More retailers will exploit emotional differentiation, targeting potential customers’ feelings. According to the Harvard Business Review, “Emotionally connected customers are more than twice as valuable as highly satisfied customers”.

This is why John Lewis spends so much on Christmas advertisements, to create an emotional connection with its brand. Part of this drive will come from personalisation, plus retailers have hyper–personalisation (context, real-time) in their sights – for both product and experience.  Artificial intelligence can help with this, but AI relies on quality data so a large constraint will be data availability and collation.

2. Note to tortoise: This time the rabbit wins

Retail keeps getting faster – customers demand things faster and the bar keeps getting higher. Like Gartner said: “For modern retail, lack of speed in decision making is deadly.”

This relates to internal operations – being able to respond in good time. As well as investing in process automation from RPA as a step toward full business process automation, retailers will consider real-time analytics to respond to what is happening with customers, in their own supply chains and in their stores. They will learn how to operationalise AI and machine learning technologies in order to deliver real value.

3. Is IoT a highway to the danger zone?

The Internet of Things may be the road to a successful future for retailers, but many consider it fraught with risks. Concerns about security, complexity, and connecting to the existing IT ecosystem will restrict uptake for a time. Smart retailers will look across what is being done in other industries and seek to acquire a platform with carrier grade security, from a vendor with a proven track record.

4. No man is an island, entire of itself

Ecosystems will become more complex. Retail expert Jon Bird said: “Traditional barriers and frameworks will fall by the wayside. Everyone can be a retailer and every surface a store.”

The most popular way to break down those barriers today is with mergers and partnerships.
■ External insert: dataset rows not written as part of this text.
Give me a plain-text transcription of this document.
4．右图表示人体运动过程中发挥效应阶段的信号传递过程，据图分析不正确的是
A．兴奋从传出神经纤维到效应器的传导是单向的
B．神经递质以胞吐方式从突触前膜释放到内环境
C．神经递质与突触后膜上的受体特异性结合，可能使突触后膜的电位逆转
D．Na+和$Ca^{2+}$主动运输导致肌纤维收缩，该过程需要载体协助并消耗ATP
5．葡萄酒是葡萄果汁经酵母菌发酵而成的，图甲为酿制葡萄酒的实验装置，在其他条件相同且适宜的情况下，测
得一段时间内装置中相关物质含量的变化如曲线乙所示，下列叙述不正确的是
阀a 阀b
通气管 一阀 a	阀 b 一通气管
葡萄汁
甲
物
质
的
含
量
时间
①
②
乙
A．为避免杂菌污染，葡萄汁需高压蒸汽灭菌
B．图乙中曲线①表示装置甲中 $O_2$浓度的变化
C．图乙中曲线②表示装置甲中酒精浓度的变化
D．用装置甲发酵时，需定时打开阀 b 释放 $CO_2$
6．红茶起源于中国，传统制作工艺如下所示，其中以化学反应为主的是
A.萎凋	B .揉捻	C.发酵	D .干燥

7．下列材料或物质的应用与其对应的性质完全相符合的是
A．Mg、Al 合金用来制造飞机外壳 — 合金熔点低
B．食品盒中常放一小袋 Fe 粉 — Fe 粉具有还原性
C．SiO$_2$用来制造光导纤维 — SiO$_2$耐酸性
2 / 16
Examples include Amazon’s relationship with the UK’s Morrisons, using stores as local distribution centres. Kroger and Sobeys outsourced online grocery sales to Ocado, while Kroger also bought meal-kit vendor Home Chef.  These kinds of deals will grow and will only become more complex.

5. Consciously decoupling: Off with their heads

Winners will realise that to innovate they need to decouple back-office systems from the customer touch points; this is known as headless commerce. This gives them flexibility to continuously tweak and improve the customer journey at the front end, without having to constantly re-platform.

As was illustrated in Software AG’s 2018 Retail Digital Adoption Survey, digital leaders are using “third-party integration platforms to insulate digital platforms from change, to increase extensibility, and to gain deployment speed”.

One thing is clear: In 2019, the distance between retail leaders and the rest of the pack will continue to increase. Response to consumer demand will determine success levels. Leaders will continue to actively apply digital technologies to business problems. Predictions of customer choice will drive growth in areas. Without fully committing to digital transformation, the rest will probably fall by the wayside.